The First Session
Your first CBT session — sometimes called an assessment — is longer than subsequent ones (typically 60–90 minutes). The therapist will ask about your current difficulties, when they started, how they affect your daily life, and your goals for therapy. They will introduce the CBT model and explain how thoughts, feelings, physical sensations, and behaviours interact — and how the approach will target this cycle.
Be as honest as you can from the outset. CBT works best when you and your therapist have a clear, shared understanding of what you are working on.
The Structure of a Standard Session
Subsequent sessions typically run 50–60 minutes and follow a consistent format. Sessions usually begin with a brief check-in (how has the week been, any significant events?) and agenda-setting — you and the therapist agree on the focus for the session. This collaborative agenda-setting is itself part of the CBT approach.

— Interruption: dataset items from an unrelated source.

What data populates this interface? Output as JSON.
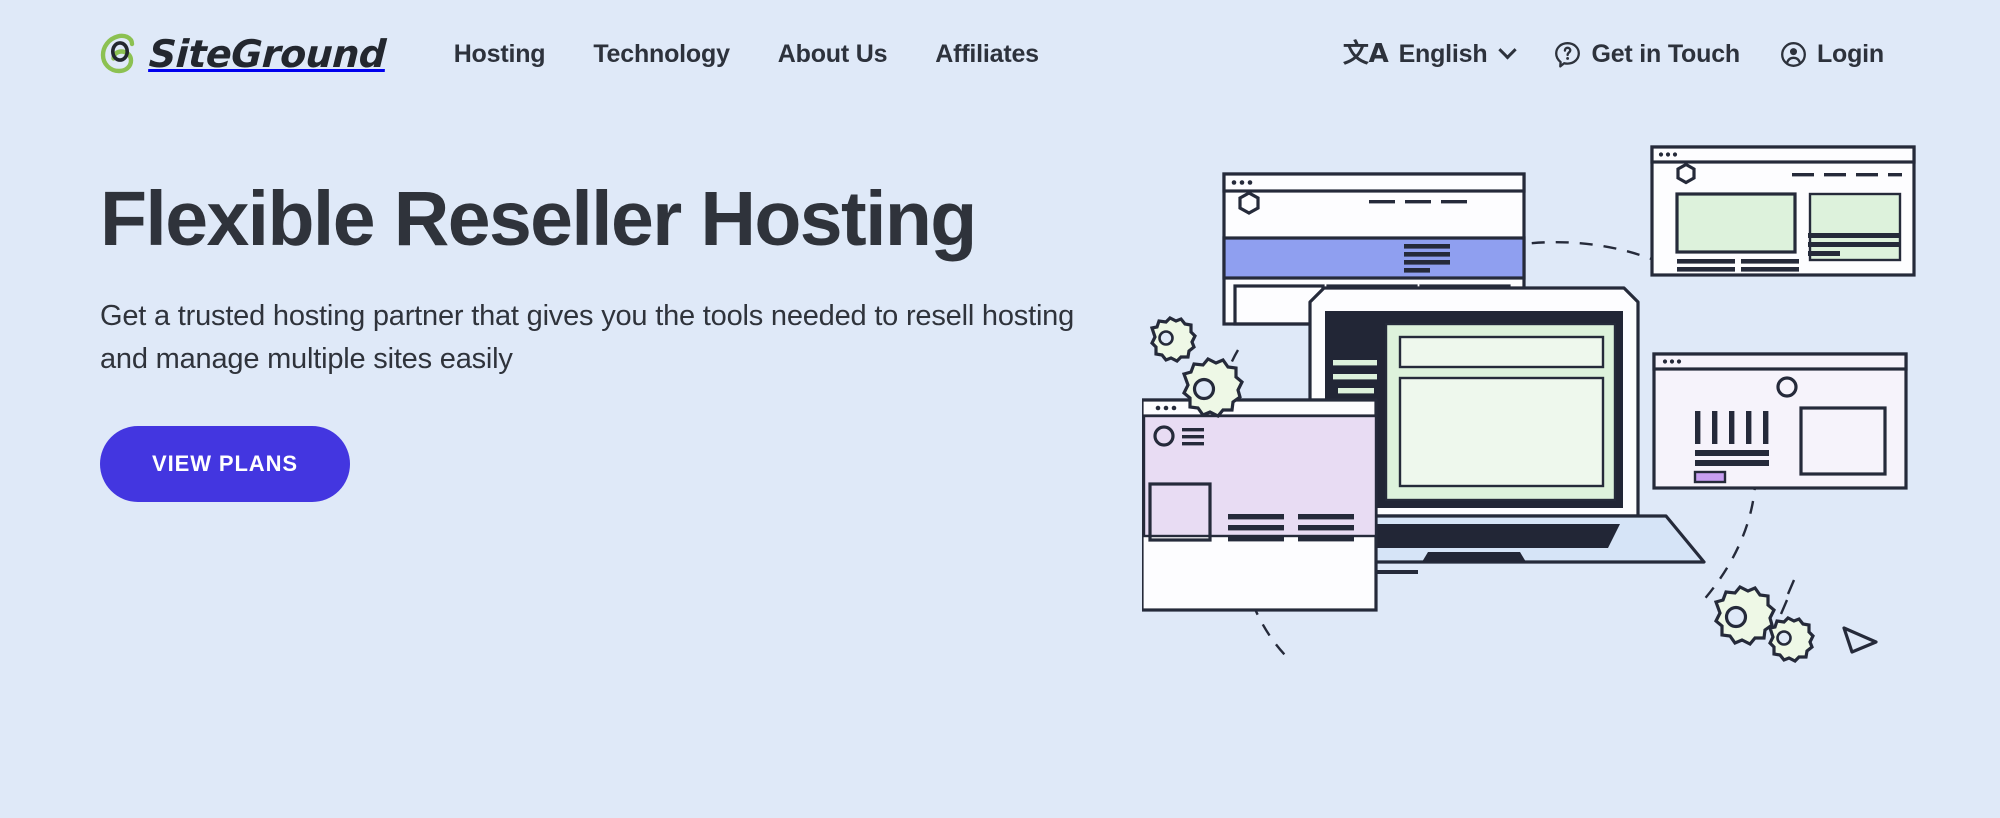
{
  "brand": {
    "name": "SiteGround",
    "logo_icon": "siteground-swirl-logo",
    "logo_color": "#8cc152"
  },
  "nav": {
    "items": [
      {
        "label": "Hosting"
      },
      {
        "label": "Technology"
      },
      {
        "label": "About Us"
      },
      {
        "label": "Affiliates"
      }
    ]
  },
  "utility": {
    "language": {
      "label": "English",
      "icon": "translate-icon",
      "glyph": "文A",
      "chevron": "chevron-down-icon"
    },
    "contact": {
      "label": "Get in Touch",
      "icon": "question-speech-bubble-icon"
    },
    "login": {
      "label": "Login",
      "icon": "user-circle-icon"
    }
  },
  "hero": {
    "title": "Flexible Reseller Hosting",
    "subtitle": "Get a trusted hosting partner that gives you the tools needed to resell hosting and manage multiple sites easily",
    "cta_label": "VIEW PLANS",
    "cta_color": "#4336e0",
    "title_color": "#2f333b"
  },
  "illustration": {
    "name": "reseller-hosting-illustration",
    "description": "Laptop with dashboard surrounded by floating browser windows, gears and a cursor arrow",
    "colors": {
      "background": "#dfe9f8",
      "stroke": "#252a3a",
      "purple_band": "#8f9ff0",
      "green_panel": "#ddf2dc",
      "lavender_panel": "#e8dcf3",
      "white_panel": "#fafafc",
      "gear_fill": "#eef8e6",
      "laptop_base": "#d6e4f7",
      "screen_bezel": "#222636",
      "accent_button": "#c79ef0"
    },
    "elements": [
      {
        "name": "browser-window-top-left"
      },
      {
        "name": "browser-window-top-right"
      },
      {
        "name": "browser-window-bottom-left"
      },
      {
        "name": "browser-window-right-floating"
      },
      {
        "name": "laptop-with-dashboard"
      },
      {
        "name": "gear-large-left"
      },
      {
        "name": "gear-small-left"
      },
      {
        "name": "gear-large-right"
      },
      {
        "name": "gear-small-right"
      },
      {
        "name": "cursor-arrow"
      },
      {
        "name": "dashed-connector-curves"
      }
    ]
  }
}
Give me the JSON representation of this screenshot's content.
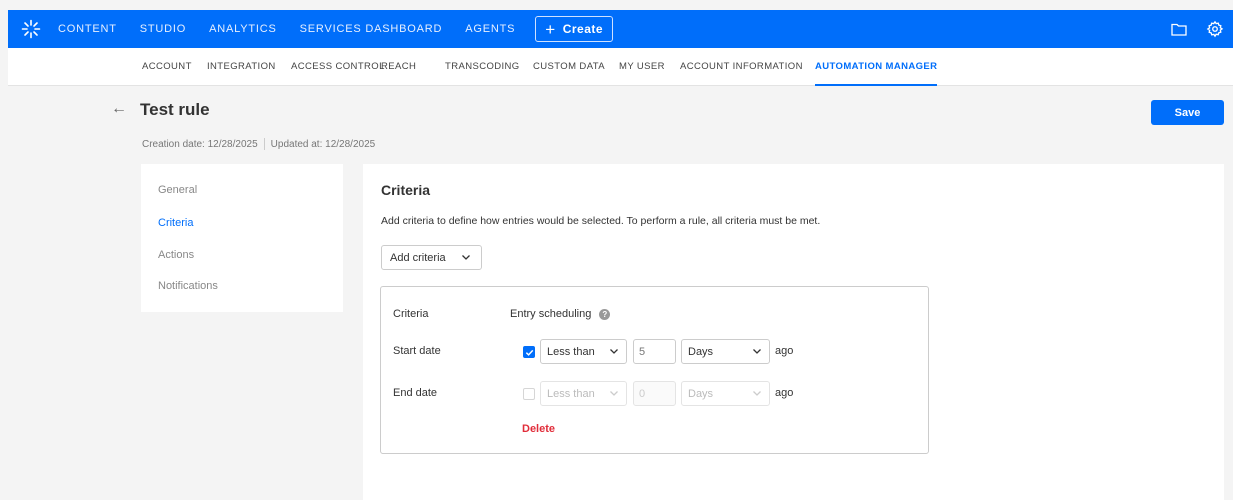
{
  "topbar": {
    "nav": [
      "CONTENT",
      "STUDIO",
      "ANALYTICS",
      "SERVICES DASHBOARD",
      "AGENTS"
    ],
    "create_label": "Create",
    "icons": [
      "folder-icon",
      "gear-icon"
    ]
  },
  "subnav": {
    "items": [
      "ACCOUNT",
      "INTEGRATION",
      "ACCESS CONTROL",
      "REACH",
      "TRANSCODING",
      "CUSTOM DATA",
      "MY USER",
      "ACCOUNT INFORMATION",
      "AUTOMATION MANAGER"
    ],
    "active": "AUTOMATION MANAGER"
  },
  "header": {
    "title": "Test rule",
    "creation": "Creation date: 12/28/2025",
    "updated": "Updated at: 12/28/2025",
    "save_label": "Save"
  },
  "sidemenu": {
    "items": [
      "General",
      "Criteria",
      "Actions",
      "Notifications"
    ],
    "active": "Criteria"
  },
  "criteria": {
    "title": "Criteria",
    "description": "Add criteria to define how entries would be selected. To perform a rule, all criteria must be met.",
    "add_label": "Add criteria",
    "box": {
      "criteria_label": "Criteria",
      "criteria_value": "Entry scheduling",
      "help_glyph": "?",
      "start": {
        "label": "Start date",
        "checked": true,
        "operator": "Less than",
        "amount": "5",
        "unit": "Days",
        "suffix": "ago"
      },
      "end": {
        "label": "End date",
        "checked": false,
        "operator": "Less than",
        "amount": "0",
        "unit": "Days",
        "suffix": "ago"
      },
      "delete_label": "Delete"
    }
  },
  "colors": {
    "brand": "#006efa",
    "danger": "#e12d3a"
  }
}
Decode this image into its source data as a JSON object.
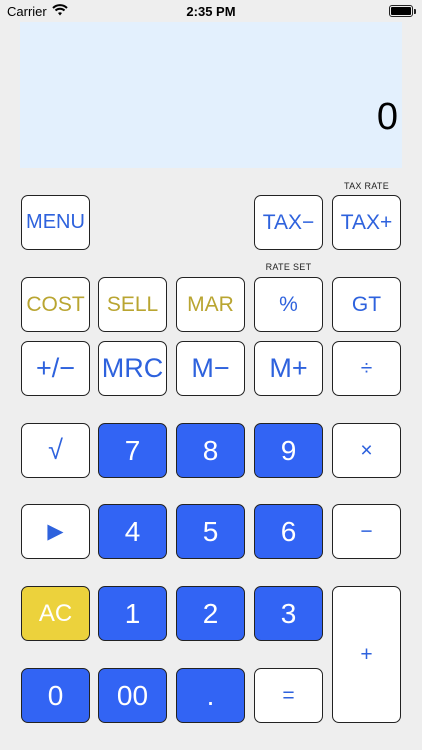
{
  "status_bar": {
    "carrier": "Carrier",
    "time": "2:35 PM"
  },
  "display": {
    "value": "0"
  },
  "captions": {
    "tax_rate": "TAX RATE",
    "rate_set": "RATE SET"
  },
  "keys": {
    "menu": "MENU",
    "tax_minus": "TAX−",
    "tax_plus": "TAX+",
    "cost": "COST",
    "sell": "SELL",
    "mar": "MAR",
    "percent": "%",
    "gt": "GT",
    "plus_minus": "+/−",
    "mrc": "MRC",
    "m_minus": "M−",
    "m_plus": "M+",
    "divide": "÷",
    "sqrt": "√",
    "seven": "7",
    "eight": "8",
    "nine": "9",
    "multiply": "×",
    "play": "▶",
    "four": "4",
    "five": "5",
    "six": "6",
    "minus": "−",
    "ac": "AC",
    "one": "1",
    "two": "2",
    "three": "3",
    "plus": "+",
    "zero": "0",
    "double_zero": "00",
    "decimal": ".",
    "equals": "="
  },
  "colors": {
    "background": "#eeeeee",
    "display": "#e3f0fd",
    "key_text_blue": "#2e62dd",
    "key_text_gold": "#b9a531",
    "digit_key_fill": "#3264f4",
    "ac_key_fill": "#ecd23c"
  },
  "icons": {
    "wifi": "wifi-icon",
    "battery": "battery-icon"
  }
}
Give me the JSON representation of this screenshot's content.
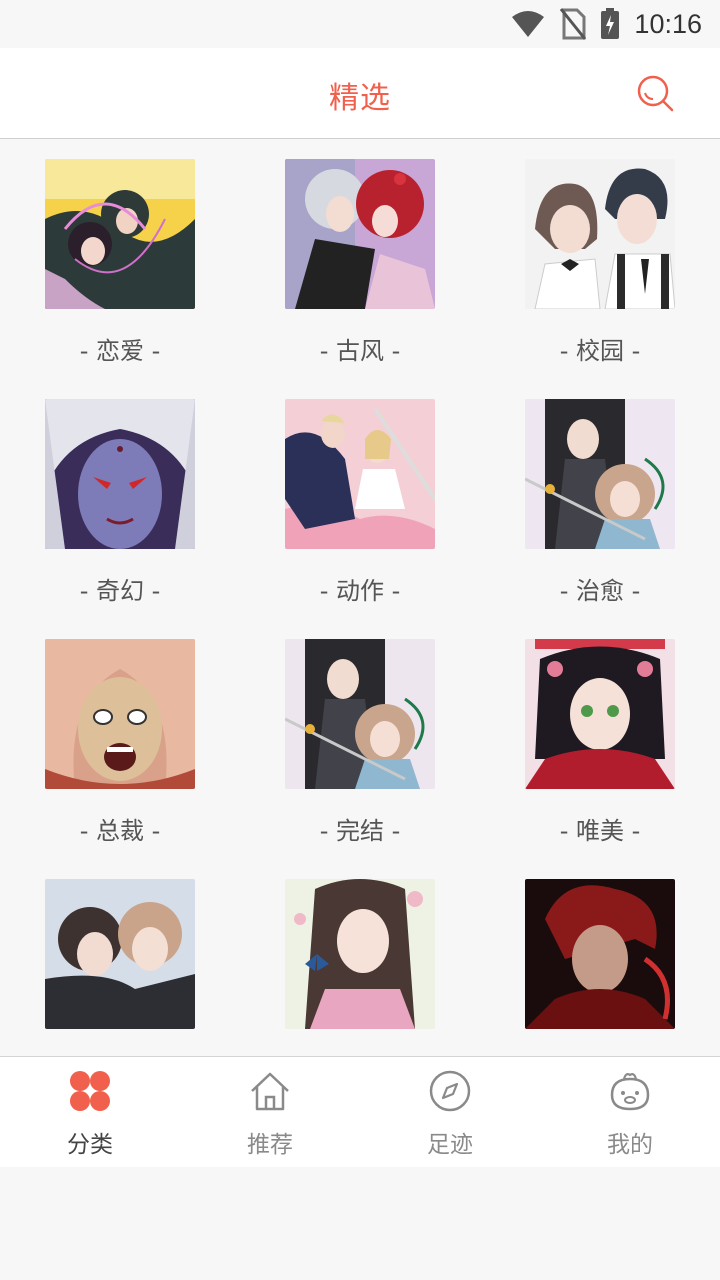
{
  "status_bar": {
    "time": "10:16"
  },
  "header": {
    "title": "精选"
  },
  "categories": [
    {
      "label": "- 恋爱 -"
    },
    {
      "label": "- 古风 -"
    },
    {
      "label": "- 校园 -"
    },
    {
      "label": "- 奇幻 -"
    },
    {
      "label": "- 动作 -"
    },
    {
      "label": "- 治愈 -"
    },
    {
      "label": "- 总裁 -"
    },
    {
      "label": "- 完结 -"
    },
    {
      "label": "- 唯美 -"
    },
    {
      "label": ""
    },
    {
      "label": ""
    },
    {
      "label": ""
    }
  ],
  "bottom_nav": {
    "items": [
      {
        "label": "分类",
        "icon": "grid-clover-icon",
        "active": true
      },
      {
        "label": "推荐",
        "icon": "home-icon",
        "active": false
      },
      {
        "label": "足迹",
        "icon": "compass-icon",
        "active": false
      },
      {
        "label": "我的",
        "icon": "face-icon",
        "active": false
      }
    ]
  },
  "colors": {
    "accent": "#f0604d",
    "inactive": "#8a8a8a"
  }
}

The main body of the session addresses the agreed focus. This might involve reviewing a thought diary you have kept during the week, working through a specific difficult situation using a structured framework, practising a technique such as cognitive restructuring or behavioural activation, or doing a guided exercise in session. The therapist is active and engaged — asking questions, offering formulations, suggesting experiments.
Between-Session Work
CBT is genuinely different from many therapies in its emphasis on between-session work. Each session ends with an agreed task for the following week — this might be keeping a thought record, scheduling three activities you have been avoiding, or practising a relaxation technique. This is not optional extra work: it is where the real learning happens. Research consistently shows that homework completion is one of the strongest predictors of CBT outcomes.
How Sessions Progress
Early sessions are often more psychoeducational — building a shared understanding of your patterns. Middle sessions apply skills to your specific situation. Later sessions focus on consolidation, relapse prevention planning, and preparing for the end of therapy. Most people notice meaningful change by sessions four to six, though this varies considerably.
Finding a CBT Therapist
In the UK, CBT therapists should be accredited with the British Association for Behavioural and Cognitive Psychotherapies (BABCP). IAPT services (NHS Talking Therapies) provide free CBT for depression and anxiety. In Ireland, the IABCP maintains a register of accredited practitioners.